Here’s another, Dan, try to catch it. Bounce,
hit, roll, didn’t matter, he was all right
at least he had broken the apple’s fall.
When we had four I climbed even higher
to pluck two more. We should have gone.

Just a little higher, just out of reach, I stretched
for the best one yet, a dark red apple
so perfect  in color, shape and form I had
to have it. The tree lured me past reason.
I heard Dan, far below, call, Charles,
then Charles again, before I looked down to
see him pointing, repeating one word, Bull, bull!

I looked out through branches and leaves swaying.
Dan called out, Bull! again. My heart
double-thumped at the sight of Big Red
rumbling toward us, dual horns held high,
faster and faster he came to deal with interlopers
invading his territory. Throat constricted in dread,
I couldn’t call out, then finally screamed, Run, Dan, Run!

Scattered apples forgotten, I jumped the last few feet,
fell, scrambled up and ran after my little brother, who
cried out, making uh, uh, uh sounds.
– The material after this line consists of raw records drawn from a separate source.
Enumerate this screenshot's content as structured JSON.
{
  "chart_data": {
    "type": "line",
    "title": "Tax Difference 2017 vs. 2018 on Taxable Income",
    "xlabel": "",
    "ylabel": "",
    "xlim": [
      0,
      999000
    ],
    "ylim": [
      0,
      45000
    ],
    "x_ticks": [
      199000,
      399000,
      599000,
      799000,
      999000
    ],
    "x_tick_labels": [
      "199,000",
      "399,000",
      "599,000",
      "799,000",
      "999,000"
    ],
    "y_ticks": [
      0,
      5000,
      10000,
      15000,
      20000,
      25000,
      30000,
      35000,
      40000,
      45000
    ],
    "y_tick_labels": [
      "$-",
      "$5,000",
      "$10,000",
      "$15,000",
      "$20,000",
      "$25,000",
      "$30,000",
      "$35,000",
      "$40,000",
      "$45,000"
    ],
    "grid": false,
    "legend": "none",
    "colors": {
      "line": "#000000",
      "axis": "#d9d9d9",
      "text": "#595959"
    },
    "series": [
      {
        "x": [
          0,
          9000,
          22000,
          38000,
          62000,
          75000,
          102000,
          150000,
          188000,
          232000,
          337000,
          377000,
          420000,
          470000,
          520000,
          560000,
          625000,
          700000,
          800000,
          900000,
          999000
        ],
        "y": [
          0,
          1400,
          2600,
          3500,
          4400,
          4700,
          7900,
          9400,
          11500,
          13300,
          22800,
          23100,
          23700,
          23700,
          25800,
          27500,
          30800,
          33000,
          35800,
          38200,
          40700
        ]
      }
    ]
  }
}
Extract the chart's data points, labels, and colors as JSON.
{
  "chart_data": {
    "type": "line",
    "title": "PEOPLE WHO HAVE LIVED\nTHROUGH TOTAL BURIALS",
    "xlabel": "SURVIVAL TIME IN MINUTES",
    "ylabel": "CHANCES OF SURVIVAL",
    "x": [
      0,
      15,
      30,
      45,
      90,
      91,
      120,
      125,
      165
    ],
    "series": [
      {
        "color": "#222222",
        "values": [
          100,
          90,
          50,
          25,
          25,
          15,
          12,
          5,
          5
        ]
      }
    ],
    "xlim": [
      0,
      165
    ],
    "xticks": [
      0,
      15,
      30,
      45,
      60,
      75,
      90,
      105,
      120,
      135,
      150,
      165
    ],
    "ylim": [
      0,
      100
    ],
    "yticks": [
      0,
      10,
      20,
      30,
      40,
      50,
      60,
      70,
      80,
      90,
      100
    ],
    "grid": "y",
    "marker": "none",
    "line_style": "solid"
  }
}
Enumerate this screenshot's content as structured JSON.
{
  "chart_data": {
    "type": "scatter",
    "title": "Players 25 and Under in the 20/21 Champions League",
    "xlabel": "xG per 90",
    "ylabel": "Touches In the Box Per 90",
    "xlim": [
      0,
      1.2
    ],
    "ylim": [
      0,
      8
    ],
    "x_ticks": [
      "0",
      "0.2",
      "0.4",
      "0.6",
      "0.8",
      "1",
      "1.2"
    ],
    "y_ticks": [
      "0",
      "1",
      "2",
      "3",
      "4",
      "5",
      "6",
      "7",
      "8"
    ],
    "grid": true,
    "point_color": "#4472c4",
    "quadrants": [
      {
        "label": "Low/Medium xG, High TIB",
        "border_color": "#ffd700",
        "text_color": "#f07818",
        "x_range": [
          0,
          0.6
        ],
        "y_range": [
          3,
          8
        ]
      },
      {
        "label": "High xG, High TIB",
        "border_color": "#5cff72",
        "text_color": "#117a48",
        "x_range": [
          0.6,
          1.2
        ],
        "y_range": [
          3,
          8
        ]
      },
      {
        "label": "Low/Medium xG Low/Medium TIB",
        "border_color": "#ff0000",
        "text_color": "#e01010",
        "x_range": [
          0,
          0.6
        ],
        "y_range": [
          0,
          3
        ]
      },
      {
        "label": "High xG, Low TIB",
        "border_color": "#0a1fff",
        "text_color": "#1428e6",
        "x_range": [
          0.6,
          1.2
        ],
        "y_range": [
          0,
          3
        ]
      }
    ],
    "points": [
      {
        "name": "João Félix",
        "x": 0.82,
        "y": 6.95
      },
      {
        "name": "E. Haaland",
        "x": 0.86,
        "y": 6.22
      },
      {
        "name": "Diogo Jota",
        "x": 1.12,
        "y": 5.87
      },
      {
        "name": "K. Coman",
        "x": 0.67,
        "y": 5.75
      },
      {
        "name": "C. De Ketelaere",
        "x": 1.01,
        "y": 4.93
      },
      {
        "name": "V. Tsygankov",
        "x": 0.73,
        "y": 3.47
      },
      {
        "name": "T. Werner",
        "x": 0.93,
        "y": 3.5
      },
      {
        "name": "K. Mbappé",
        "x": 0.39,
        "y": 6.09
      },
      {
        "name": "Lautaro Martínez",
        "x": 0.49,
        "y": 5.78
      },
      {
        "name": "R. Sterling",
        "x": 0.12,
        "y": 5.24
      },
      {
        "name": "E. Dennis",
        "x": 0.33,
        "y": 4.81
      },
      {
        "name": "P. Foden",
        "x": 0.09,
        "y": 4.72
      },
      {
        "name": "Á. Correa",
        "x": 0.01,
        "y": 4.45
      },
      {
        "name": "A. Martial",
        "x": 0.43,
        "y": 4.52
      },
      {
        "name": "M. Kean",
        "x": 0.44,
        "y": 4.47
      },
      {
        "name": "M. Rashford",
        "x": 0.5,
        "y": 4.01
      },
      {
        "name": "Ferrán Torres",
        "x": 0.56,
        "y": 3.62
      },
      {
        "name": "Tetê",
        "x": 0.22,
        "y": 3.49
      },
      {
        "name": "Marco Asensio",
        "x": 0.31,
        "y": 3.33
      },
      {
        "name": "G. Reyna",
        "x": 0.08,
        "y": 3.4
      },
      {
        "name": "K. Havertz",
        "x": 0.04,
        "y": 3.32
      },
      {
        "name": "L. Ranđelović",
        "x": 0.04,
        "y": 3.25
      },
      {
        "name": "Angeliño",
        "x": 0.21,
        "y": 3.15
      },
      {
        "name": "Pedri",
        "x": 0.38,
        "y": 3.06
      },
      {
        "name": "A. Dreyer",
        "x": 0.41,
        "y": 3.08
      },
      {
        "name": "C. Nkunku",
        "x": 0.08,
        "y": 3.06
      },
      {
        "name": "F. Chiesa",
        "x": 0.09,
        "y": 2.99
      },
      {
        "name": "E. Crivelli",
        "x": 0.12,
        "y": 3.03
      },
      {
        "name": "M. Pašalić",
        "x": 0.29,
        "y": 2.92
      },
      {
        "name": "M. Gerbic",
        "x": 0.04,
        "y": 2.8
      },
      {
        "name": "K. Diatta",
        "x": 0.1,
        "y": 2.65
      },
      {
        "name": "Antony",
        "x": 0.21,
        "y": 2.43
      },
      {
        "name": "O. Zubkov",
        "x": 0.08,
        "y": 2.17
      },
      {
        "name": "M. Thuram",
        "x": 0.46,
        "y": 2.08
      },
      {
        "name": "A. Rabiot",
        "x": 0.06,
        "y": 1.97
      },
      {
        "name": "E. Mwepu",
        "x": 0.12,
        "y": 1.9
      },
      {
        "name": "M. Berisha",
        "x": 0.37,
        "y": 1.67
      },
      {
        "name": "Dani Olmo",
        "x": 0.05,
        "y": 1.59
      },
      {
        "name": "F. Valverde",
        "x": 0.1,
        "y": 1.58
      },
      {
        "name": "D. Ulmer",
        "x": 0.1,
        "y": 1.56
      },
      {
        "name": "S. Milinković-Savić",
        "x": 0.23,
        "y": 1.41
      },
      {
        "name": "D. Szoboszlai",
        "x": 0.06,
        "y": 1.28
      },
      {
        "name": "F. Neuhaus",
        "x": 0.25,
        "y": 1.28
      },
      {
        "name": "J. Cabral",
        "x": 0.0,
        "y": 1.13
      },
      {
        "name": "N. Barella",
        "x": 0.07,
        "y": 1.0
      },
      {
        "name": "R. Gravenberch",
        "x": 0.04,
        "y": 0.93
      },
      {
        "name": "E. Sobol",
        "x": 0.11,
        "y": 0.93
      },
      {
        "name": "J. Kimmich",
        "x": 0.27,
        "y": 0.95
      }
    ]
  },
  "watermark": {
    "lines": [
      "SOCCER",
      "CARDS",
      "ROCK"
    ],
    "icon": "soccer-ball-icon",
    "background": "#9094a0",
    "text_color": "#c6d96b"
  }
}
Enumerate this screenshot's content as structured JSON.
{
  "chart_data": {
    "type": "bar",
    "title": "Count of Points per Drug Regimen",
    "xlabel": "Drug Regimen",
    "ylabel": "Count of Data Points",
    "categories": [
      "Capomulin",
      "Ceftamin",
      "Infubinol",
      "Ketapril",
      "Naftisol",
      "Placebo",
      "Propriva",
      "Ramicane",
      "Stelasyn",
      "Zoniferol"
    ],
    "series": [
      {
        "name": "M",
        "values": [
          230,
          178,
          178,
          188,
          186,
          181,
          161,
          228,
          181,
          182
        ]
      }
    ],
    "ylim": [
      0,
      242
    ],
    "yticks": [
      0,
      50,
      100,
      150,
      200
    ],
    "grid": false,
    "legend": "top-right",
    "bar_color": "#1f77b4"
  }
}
I saw
his little legs, pumping so fast they seemed to blur
as I passed him, running with all my might
toward the barbed wire fence an eternity away.
Too afraid to look back, I felt the earth tremble in dread.

No time to slow, I dove head first beneath
the wire, slid on my stomach, felt steel
talons slice long thin lines down my bare back.
At last I looked back at Dan, so small, so fast,
face contorted, eyes wide, Big Red behind him, closing
distance. Run, Dan, Run! I screamed again. Holding
up the bottom wire fencing for him, he barely ducked

his head and was through — except a barb snagged
the waist band at the back of his little drawers —
he was caught! — or so he thought, and screamed,
thinking Big Red had him, running in place, another tug,
then he was free. Big Red pulled up, snorted, turned away,
done with us this day. Then we saw our mother on
the back porch, jaws clenched, not done with us at all.